Let´s not forget that for the refugees and IDP:s, the winter is real, and it is coming now, as we speak.
The atrocities of the Islamic State have chocked us all.
It is obvious that their military advances caught western leaders off guard.
The president of the United States admitted he had no plan to defeat IS and was hesitant to intervene.
The European countries have to a varying degree contributed in the coalition against IS.
But, alike the US, they prefer to ignore statements from military experts that boots on the ground is the only way of defeating IS.
My own government, led by the Social Democrats, sends humanitarian aid to the region, while simultaneously doing their utmost to avoid using the word “genocide”.
Under international law that would mean a responsibility to protect the victims of IS.
Let me say; whether western leaders like it or not the fact of the matter is that the international community will have to intervene in order to defeat IS and enable Iraqi minorities to return to their homes in a safe environment.
This conclusion led me to propose for the EPP to push for internationally protected and guaranteed safe havens.
EPP as a group approved the proposal, unfortunately socialists, greens and liberals rejected it since military presence is a precondition for its implementation.
They also criticized the text of EPP for explicitly mentioning Christians in the text.
These discussions where held after the invasion of Mosul – at a time when the magnitude of the pure evil of IS, would be clear to anyone.
Turbulence and war in the Middle East is by no means new. We know from history that among the first victims in times of turmoil are the minorities.
Jews know that. Christians know it. Kurds as well.
Israel was able to defeat their aggressors. Peshmerga has so far been able to halt the IS.
But the Christians, Turkmens and Yazidis were defenceless.
The founding of the state of Israel allowed for the Jewish people to build one of the most effective defence forces in the world, the IDF.
The no-fly zone in Iraq guaranteed the security for the Kurdish people to establish their regional government – Erbil was saved from falling into the hands of IS.
Only a safe haven, an internationally protected zone, will enable the etno-religious minorities of Iraq to truly feel safe in their ancient homelands.
To establish the structures needed – including the capability of defending themselves.
What unites Jews, Christians, Kurds and other minorities of the Middle East is their historic vulnerability.
What unites them is also the failure of Europe to come to their aid in times of suffering.
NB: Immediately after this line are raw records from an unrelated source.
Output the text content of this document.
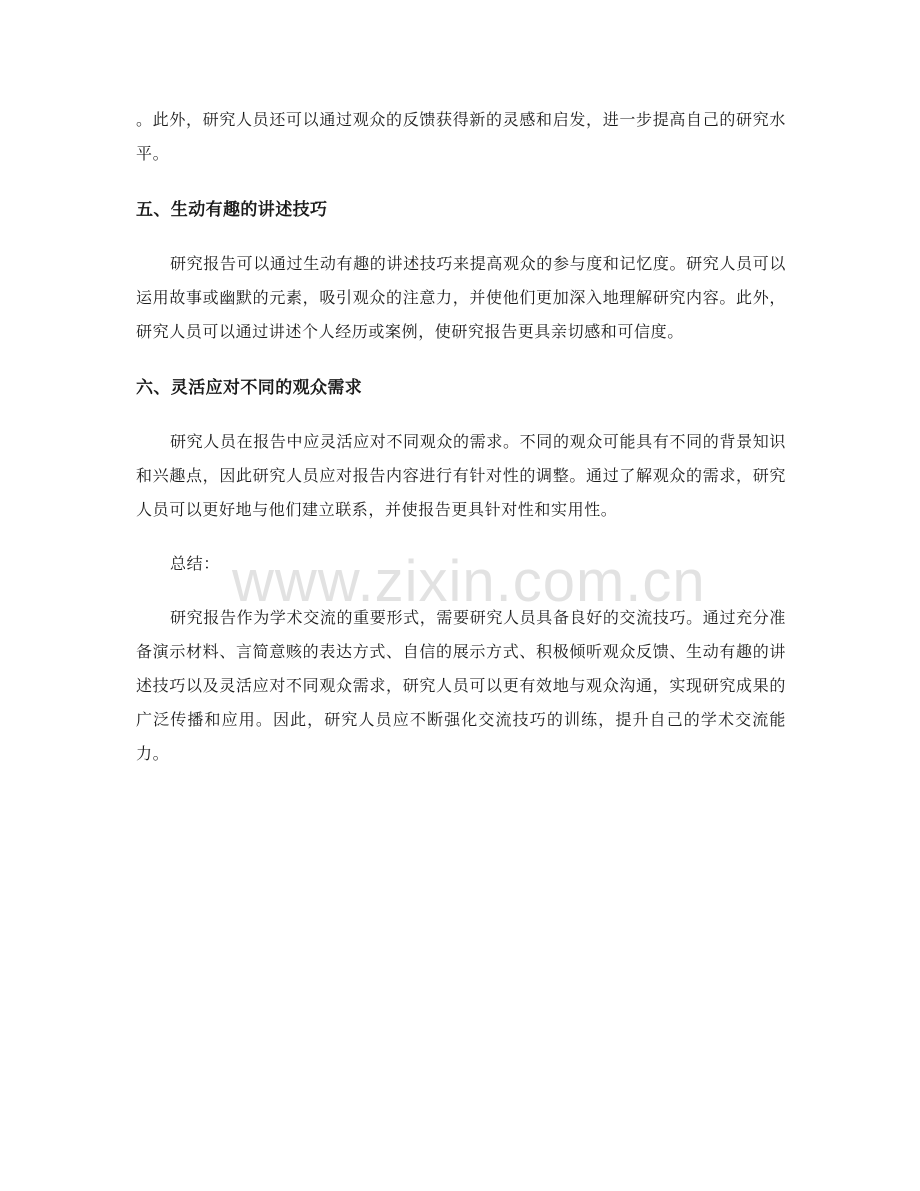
。此外，研究人员还可以通过观众的反馈获得新的灵感和启发，进一步提高自己的研究水平。

五、生动有趣的讲述技巧

研究报告可以通过生动有趣的讲述技巧来提高观众的参与度和记忆度。研究人员可以运用故事或幽默的元素，吸引观众的注意力，并使他们更加深入地理解研究内容。此外，研究人员可以通过讲述个人经历或案例，使研究报告更具亲切感和可信度。

六、灵活应对不同的观众需求

研究人员在报告中应灵活应对不同观众的需求。不同的观众可能具有不同的背景知识和兴趣点，因此研究人员应对报告内容进行有针对性的调整。通过了解观众的需求，研究人员可以更好地与他们建立联系，并使报告更具针对性和实用性。

总结：

研究报告作为学术交流的重要形式，需要研究人员具备良好的交流技巧。通过充分准备演示材料、言简意赅的表达方式、自信的展示方式、积极倾听观众反馈、生动有趣的讲述技巧以及灵活应对不同观众需求，研究人员可以更有效地与观众沟通，实现研究成果的广泛传播和应用。因此，研究人员应不断强化交流技巧的训练，提升自己的学术交流能力。

www.zixin.com.cn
I make no illusions: it won’t be easy to stop history from repeating itself.
At the same time: the barbarism of IS has forced many Europeans to realize that the most brutal threat to peace in the Middle East is radical Islamism.
I believe the spread of this insight among Europeans actually can serve as an opportunity to make the case for a comprehensive policy for the Middle East.
Based upon support for democracy and fundamental human rights.
In turn, that could make Europe an actor – hopefully ready to respond to the Middle Eastern winter.